What are Features?
Features are the fundamental building blocks of MangoLabs strategies. They transform raw market data (price, volume) into actionable signals that your strategies can use to make trading decisions.
Features are Shared Across All Users!
Important: Features in MangoLabs are global and shared by everyone. When you create a feature, it becomes available to all users. Similarly, you can use features created by other users. Popular indicators like RSI_14, MACD_12_26_9, and Bollinger Bands are already available - you don't need to create them yourself!
Think of Features as...
...reusable data transformations that convert raw market information into meaningful indicators. Once created by anyone, a feature can be used by everyone across all their strategies without rebuilding the logic.
The Core Concept
In traditional algorithmic trading, you would write code to calculate indicators like RSI, MACD, or Moving Averages for each strategy. In MangoLabs, you create these indicators once as features, and then reuse them across all your strategies.
Example: RSI Feature
Input (Raw Data):
- Price: $45,230
- Previous prices: $45,100, $44,980, $45,300...
Output (Feature):
- RSI Value: 34.7
- Interpretation: Approaching oversold (potential buy)
Why Use Features?
Reusability
Create once, use everywhere. An RSI feature can be used in 10 different strategies without recalculation.
Performance
Features are calculated once and cached. Your strategies access pre-computed values instantly.
Consistency
All strategies using the same feature get identical calculations, ensuring fair comparisons.
Modularity
Test different indicators by swapping features without rebuilding your entire strategy.
Types of Features
MangoLabs supports three main categories of features:
1. Technical Indicators
Pre-built mathematical formulas that analyze price and volume data:
Momentum Indicators
RSI, MACD, Stochastic, ROC
Trend Indicators
SMA, EMA, Bollinger Bands, ADX
Volume Indicators
OBV, Volume SMA, VWAP
Volatility Indicators
ATR, Bollinger Bands Width
2. Price/Volume Transformations
Simple transformations of raw market data:
- Returns: Percentage price change over a period
- Log Returns: Logarithmic returns for statistical analysis
- Price Differences: Absolute change in price
- Volume Ratios: Current volume vs. average volume
3. AI-Generated Features (Coming Soon)
Machine learning models that detect complex patterns in market data. These features use neural networks to identify non-linear relationships that traditional indicators might miss.
Anatomy of a Feature
Every feature in MangoLabs has the following components:
Name
A unique identifier for the feature (e.g., RSI_14, EMA_50)
Type
The indicator or transformation type (e.g., RSI, Moving Average, Bollinger Bands)
Parameters
Configuration values specific to the indicator:
- Period: Number of candles to look back (e.g., 14 for RSI-14)

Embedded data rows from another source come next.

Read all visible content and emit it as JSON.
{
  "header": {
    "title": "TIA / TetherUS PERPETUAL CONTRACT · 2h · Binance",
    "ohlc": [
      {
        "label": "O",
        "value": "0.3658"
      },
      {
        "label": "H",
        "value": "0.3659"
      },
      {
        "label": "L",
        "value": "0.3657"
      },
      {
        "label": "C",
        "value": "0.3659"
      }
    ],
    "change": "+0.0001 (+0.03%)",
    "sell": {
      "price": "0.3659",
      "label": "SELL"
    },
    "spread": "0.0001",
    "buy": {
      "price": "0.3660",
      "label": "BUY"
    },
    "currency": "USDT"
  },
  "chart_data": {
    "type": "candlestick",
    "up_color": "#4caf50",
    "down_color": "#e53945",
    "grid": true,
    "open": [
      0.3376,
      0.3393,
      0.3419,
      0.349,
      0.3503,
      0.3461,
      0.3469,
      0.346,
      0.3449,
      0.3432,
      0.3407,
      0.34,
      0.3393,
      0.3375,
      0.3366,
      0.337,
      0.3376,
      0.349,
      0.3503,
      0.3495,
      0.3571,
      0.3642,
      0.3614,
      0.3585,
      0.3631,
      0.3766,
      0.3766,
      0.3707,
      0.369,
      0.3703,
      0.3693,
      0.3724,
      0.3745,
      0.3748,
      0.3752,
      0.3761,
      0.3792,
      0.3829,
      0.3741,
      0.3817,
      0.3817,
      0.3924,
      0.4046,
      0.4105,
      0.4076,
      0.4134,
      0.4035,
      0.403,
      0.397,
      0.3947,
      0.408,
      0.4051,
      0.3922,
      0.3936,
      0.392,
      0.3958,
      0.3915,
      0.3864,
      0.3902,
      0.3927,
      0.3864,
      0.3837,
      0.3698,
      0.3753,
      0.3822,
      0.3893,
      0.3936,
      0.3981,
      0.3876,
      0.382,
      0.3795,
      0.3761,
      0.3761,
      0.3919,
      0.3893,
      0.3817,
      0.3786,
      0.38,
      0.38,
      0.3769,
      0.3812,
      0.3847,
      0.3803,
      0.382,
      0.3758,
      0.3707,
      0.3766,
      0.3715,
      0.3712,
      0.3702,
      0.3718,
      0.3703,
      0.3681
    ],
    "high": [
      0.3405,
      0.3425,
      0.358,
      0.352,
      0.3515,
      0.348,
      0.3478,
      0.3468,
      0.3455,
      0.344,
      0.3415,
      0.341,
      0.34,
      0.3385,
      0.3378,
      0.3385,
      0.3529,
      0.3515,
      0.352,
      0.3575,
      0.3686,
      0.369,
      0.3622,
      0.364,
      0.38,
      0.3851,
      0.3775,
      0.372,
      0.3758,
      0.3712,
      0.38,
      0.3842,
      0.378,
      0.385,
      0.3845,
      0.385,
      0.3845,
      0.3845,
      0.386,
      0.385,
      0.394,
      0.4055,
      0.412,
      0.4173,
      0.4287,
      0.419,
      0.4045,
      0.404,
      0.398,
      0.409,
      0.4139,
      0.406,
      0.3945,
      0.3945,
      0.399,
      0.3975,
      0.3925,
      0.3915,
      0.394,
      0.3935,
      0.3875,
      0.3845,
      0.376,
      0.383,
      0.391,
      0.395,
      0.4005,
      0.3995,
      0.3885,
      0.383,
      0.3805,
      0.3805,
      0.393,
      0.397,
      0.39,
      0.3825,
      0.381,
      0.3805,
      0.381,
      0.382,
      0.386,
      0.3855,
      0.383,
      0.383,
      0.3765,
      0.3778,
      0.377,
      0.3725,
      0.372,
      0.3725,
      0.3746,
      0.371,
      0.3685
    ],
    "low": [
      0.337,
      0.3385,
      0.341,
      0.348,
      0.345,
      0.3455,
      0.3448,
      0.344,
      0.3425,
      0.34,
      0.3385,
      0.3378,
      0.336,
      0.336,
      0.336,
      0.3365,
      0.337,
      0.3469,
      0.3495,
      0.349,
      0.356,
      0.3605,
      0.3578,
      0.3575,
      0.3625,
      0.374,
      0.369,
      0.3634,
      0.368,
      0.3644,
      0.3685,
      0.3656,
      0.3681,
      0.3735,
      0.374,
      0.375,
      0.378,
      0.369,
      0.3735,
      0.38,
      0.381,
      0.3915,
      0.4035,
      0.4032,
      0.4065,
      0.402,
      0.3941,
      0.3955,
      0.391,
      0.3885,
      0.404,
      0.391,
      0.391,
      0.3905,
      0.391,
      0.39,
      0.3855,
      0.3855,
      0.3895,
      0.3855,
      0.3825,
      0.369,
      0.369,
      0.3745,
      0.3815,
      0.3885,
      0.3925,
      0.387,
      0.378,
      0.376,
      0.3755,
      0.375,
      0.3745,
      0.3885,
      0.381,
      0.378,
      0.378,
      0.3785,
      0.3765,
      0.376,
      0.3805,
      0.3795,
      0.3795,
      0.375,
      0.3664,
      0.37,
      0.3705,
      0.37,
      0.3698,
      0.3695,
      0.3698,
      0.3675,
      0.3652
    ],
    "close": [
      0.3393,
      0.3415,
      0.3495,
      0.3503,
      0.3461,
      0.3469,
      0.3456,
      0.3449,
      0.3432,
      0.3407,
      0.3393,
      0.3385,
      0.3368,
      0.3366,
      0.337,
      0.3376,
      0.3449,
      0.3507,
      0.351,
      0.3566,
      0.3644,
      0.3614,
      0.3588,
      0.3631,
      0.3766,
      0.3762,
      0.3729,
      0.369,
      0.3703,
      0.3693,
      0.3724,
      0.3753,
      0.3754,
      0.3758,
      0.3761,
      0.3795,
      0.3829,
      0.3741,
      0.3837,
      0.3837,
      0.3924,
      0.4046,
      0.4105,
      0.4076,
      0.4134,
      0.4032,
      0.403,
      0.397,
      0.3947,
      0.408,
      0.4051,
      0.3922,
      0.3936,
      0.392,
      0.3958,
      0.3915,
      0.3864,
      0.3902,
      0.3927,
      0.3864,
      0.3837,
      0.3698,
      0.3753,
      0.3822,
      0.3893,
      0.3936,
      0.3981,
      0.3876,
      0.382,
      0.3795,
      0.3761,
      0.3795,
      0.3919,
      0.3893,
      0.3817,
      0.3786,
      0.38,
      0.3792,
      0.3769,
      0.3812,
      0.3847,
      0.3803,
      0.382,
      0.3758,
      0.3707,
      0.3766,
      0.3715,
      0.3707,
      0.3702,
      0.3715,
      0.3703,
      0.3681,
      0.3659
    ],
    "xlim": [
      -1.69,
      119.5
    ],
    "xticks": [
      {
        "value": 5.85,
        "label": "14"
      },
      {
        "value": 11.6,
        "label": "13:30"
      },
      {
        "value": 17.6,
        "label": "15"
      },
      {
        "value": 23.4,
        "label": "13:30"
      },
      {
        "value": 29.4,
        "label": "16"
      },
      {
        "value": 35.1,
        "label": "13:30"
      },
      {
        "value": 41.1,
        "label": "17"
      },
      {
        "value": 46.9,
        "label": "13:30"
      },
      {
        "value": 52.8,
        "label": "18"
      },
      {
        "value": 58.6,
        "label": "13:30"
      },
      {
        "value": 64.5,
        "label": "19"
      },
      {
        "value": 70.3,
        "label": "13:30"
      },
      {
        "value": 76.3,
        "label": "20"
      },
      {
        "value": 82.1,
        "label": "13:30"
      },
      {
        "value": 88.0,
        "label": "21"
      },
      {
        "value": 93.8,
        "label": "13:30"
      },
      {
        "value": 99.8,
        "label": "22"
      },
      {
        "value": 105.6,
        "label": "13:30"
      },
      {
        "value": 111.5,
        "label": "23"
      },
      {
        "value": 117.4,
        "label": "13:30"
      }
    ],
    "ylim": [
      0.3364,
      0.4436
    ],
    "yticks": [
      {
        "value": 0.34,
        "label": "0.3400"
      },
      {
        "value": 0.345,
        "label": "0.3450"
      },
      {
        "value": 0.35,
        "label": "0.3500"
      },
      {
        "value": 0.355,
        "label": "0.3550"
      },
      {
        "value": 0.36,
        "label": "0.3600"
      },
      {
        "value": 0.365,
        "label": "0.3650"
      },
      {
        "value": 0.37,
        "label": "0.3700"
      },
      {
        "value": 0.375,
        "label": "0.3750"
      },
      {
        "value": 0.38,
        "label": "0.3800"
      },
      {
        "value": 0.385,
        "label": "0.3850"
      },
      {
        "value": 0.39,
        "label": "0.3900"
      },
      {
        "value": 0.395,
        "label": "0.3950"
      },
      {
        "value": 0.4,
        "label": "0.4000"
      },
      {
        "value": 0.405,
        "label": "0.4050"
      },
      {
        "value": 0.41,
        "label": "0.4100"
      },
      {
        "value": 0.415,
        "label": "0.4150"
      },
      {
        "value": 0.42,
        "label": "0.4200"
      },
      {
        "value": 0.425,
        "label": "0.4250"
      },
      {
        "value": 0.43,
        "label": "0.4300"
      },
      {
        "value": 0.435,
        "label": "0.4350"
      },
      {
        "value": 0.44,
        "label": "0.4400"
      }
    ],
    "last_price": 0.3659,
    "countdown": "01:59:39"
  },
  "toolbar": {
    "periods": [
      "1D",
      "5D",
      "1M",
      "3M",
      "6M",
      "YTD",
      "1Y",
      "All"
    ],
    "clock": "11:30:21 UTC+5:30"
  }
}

- Source: Which price to use (close, open, high, low)
- Method: Calculation method (e.g., SMA vs EMA for moving averages)
Output
The calculated value(s) that your strategy can access:
- Single Value: RSI outputs one value (e.g., 34.7)
- Multiple Values: Bollinger Bands output three values (upper, middle, lower)
Feature Lifecycle
Understanding when and how features are calculated:
- Creation: You define the feature with its parameters
- First Use: When a strategy uses the feature, it's calculated for all historical data
- Caching: Results are stored in the database for fast retrieval
- Real-Time Updates: In paper/live trading, features update with each new candle
- Reuse: Other strategies can use the cached values without recalculation
Performance Tip: Features are calculated once per symbol-timeframe combination. If you backtest 3 strategies on BTCUSDT-1h using the same RSI_14 feature, the calculation only happens once!
Real-World Example
Let's see how features work in a complete trading workflow:
Scenario: Multi-Indicator Strategy
Step 1: Create Features
RSI_14- RSI with 14-period lookbackMACD_12_26_9- MACD with standard parametersBB_20_2- Bollinger Bands (20 period, 2 std dev)
Step 2: Build Strategy
Use visual builder to create logic: Buy when RSI < 30 AND price touches lower Bollinger Band AND MACD is positive
Step 3: Backtest
Run backtest → Features calculated once → Results in 30 seconds
Step 4: Iterate
Create Strategy V2 using the same features but different logic → Instant backtest (features already cached!)